A calculator and the equation sheet are allowed, so the questions are not about recall; they are about choosing the right physics and the right calculus and showing it clearly.

How the AP Physics C Mechanics FRQ is scored

Each question is scored point by point against a rubric, and the points are spread across the work, not just the final answer: the calculus setup, the equation you select, the substitution, the algebra, the units, the physics justification, and any labeled diagram can each earn credit. That means a wrong final number can still score well if the reasoning is sound — and a right number with no work often scores poorly.

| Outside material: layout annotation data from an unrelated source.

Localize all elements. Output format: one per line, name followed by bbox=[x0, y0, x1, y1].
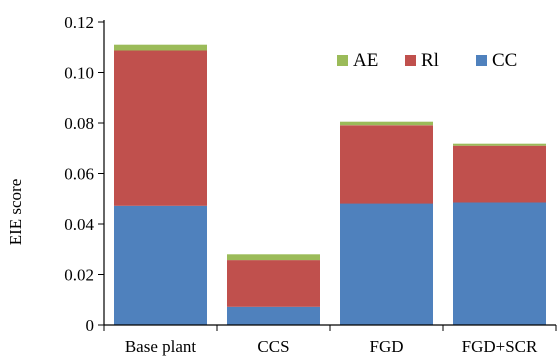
plot-area bbox=[114, 44, 546, 325]
legend: AE Rl CC bbox=[337, 50, 517, 71]
y-tick-label: 0.10 bbox=[64, 64, 94, 83]
bar-segment-cc bbox=[453, 202, 546, 325]
bar-segment-cc bbox=[227, 306, 320, 325]
bar-segment-ri bbox=[114, 50, 207, 206]
y-tick-label: 0.06 bbox=[64, 165, 94, 184]
bar-segment-ri bbox=[340, 125, 433, 204]
y-tick-label: 0.08 bbox=[64, 114, 94, 133]
x-tick-label: CCS bbox=[257, 337, 289, 356]
x-axis: Base plant CCS FGD FGD+SCR bbox=[103, 324, 557, 356]
y-tick-label: 0.04 bbox=[64, 215, 94, 234]
y-tick-label: 0 bbox=[86, 316, 95, 335]
legend-label-ri: Rl bbox=[421, 50, 439, 71]
y-axis-title: EIE score bbox=[6, 179, 25, 246]
y-tick-label: 0.12 bbox=[64, 13, 94, 32]
bar-segment-ae bbox=[227, 254, 320, 261]
x-tick-label: FGD bbox=[369, 337, 403, 356]
bar-segment-cc bbox=[114, 205, 207, 325]
legend-label-ae: AE bbox=[353, 50, 378, 71]
legend-swatch-ae bbox=[337, 55, 348, 66]
legend-swatch-cc bbox=[476, 55, 487, 66]
x-tick-label: Base plant bbox=[125, 337, 197, 356]
legend-swatch-ri bbox=[405, 55, 416, 66]
bar-segment-ae bbox=[114, 44, 207, 51]
bar-segment-ae bbox=[453, 143, 546, 146]
bar-segment-ae bbox=[340, 121, 433, 126]
y-axis: 0 0.02 0.04 0.06 0.08 0.10 0.12 bbox=[64, 13, 105, 335]
x-tick-label: FGD+SCR bbox=[462, 337, 538, 356]
y-tick-label: 0.02 bbox=[64, 266, 94, 285]
bar-segment-ri bbox=[453, 145, 546, 203]
bar-segment-cc bbox=[340, 203, 433, 325]
legend-label-cc: CC bbox=[492, 50, 517, 71]
bar-segment-ri bbox=[227, 260, 320, 307]
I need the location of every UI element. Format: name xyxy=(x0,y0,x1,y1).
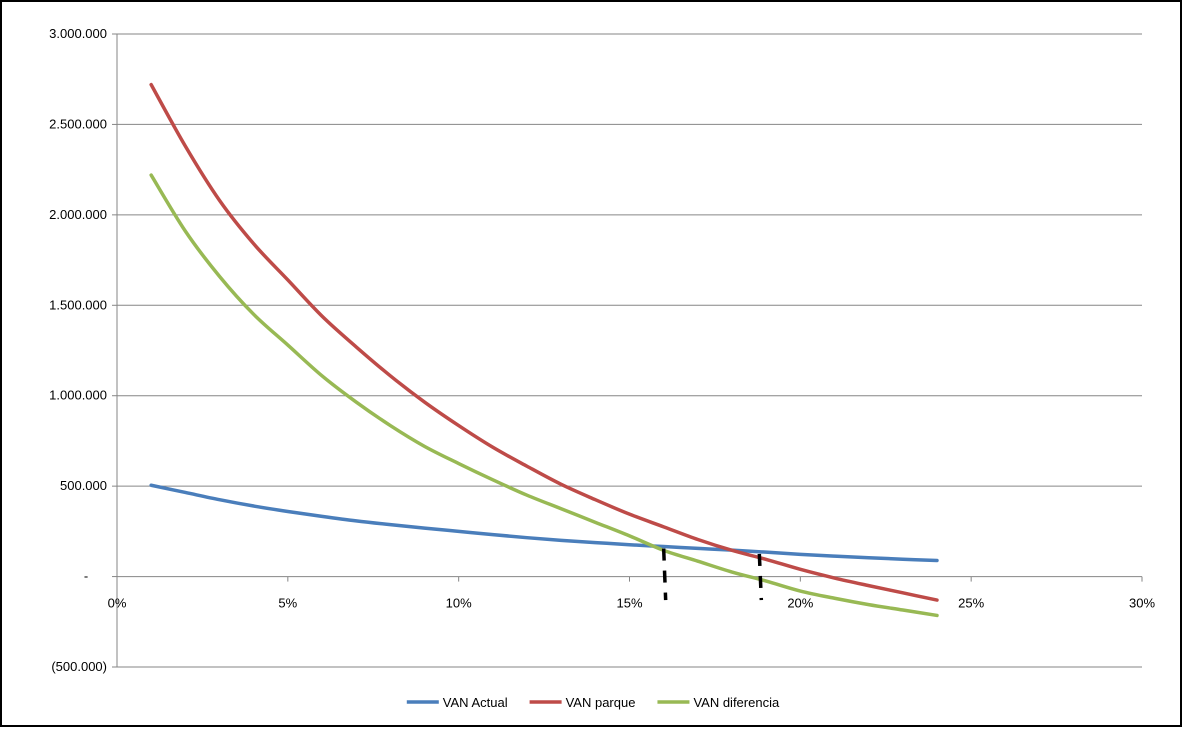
x-tick-label: 25% xyxy=(958,596,984,611)
y-tick-label: - xyxy=(84,569,88,584)
x-tick-label: 30% xyxy=(1129,596,1155,611)
legend-label-van-diferencia: VAN diferencia xyxy=(693,695,780,710)
y-tick-label: 1.500.000 xyxy=(49,297,107,312)
series-line-van-actual xyxy=(149,483,939,563)
y-tick-label: (500.000) xyxy=(51,659,107,674)
annotations-group xyxy=(661,548,764,601)
y-axis: 3.000.000 2.500.000 2.000.000 1.500.000 1.00… xyxy=(49,26,118,674)
dashed-marker xyxy=(757,553,764,601)
y-tick-label: 500.000 xyxy=(60,478,107,493)
x-tick-label: 10% xyxy=(446,596,472,611)
y-tick-label: 2.500.000 xyxy=(49,116,107,131)
x-tick-label: 20% xyxy=(787,596,813,611)
x-tick-label: 0% xyxy=(108,596,127,611)
gridlines xyxy=(117,33,1142,668)
series-line-van-parque xyxy=(149,82,939,602)
series-group xyxy=(149,82,939,618)
y-tick-label: 1.000.000 xyxy=(49,388,107,403)
legend-label-van-actual: VAN Actual xyxy=(443,695,508,710)
series-line-van-diferencia xyxy=(149,173,939,618)
y-tick-label: 3.000.000 xyxy=(49,26,107,41)
y-tick-label: 2.000.000 xyxy=(49,207,107,222)
legend: VAN Actual VAN parque VAN diferencia xyxy=(406,695,780,710)
x-tick-label: 5% xyxy=(278,596,297,611)
x-tick-label: 15% xyxy=(616,596,642,611)
dashed-marker xyxy=(661,548,668,601)
legend-label-van-parque: VAN parque xyxy=(566,695,636,710)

Answer every part, even briefly, because the points are distributed across parts rather than concentrated in one.

Justify every step

Communication matters in Physics C. Write in precise sentences, state the principle you are using before the equation, and explain why your approach works. A reliable habit: name the principle, write the equation, do the calculus or algebra, then state the result with units and a one-line justification.

When a problem looks messy, check whether an energy approach is simpler than a force approach — conservation of energy often avoids a hard differential equation that Newton’s second law would create.

Where students lose the most points

No work shown
A correct number with no setup earns little — show the equation and the calculus.
Skipping the justification
“It increases” is not enough; name the principle that makes it increase.
Missing or wrong units
Drop the units and you drop points, even with the right value.
Messy or wrong calculus
Show limits of integration clearly and keep derivatives tidy.
Pacing
Leaving whole parts blank costs more than imperfect attempts on each.

How to practice the AP Physics C Mechanics FRQ

Work official past free-response questions under a timer, then grade yourself against the published scoring guidelines so you learn where the points actually live. Keep our equation sheet next to you so setups become automatic, and use the broader AP Physics C Mechanics review guide to connect the FRQ work to the rest of the exam. To check where a practice score lands, run it through the score calculator.

Frequently asked questions

Quick answers — written by humans, not a chatbot.

How many free-response questions are on AP Physics C Mechanics?

Four multi-part questions in 100 minutes, worth 50% of the exam, handwritten in a paper booklet.

Is calculus expected on the AP Physics C Mechanics FRQ?

Yes. You should expect to take derivatives and evaluate integrals, since it is the calculus-based mechanics course.

How is the AP Physics C Mechanics FRQ scored?

Point by point against a rubric — setup, equation choice, calculus, units, justification, and diagrams all earn credit, with generous partial credit.

Should I use energy or forces on a Physics C FRQ?

Often energy is simpler. Conservation of energy can avoid a difficult differential equation that a force approach would create.

Do I get an equation sheet on the AP Physics C Mechanics FRQ?

Yes — the equation sheet and a calculator are available for the free-response section as well as the multiple choice.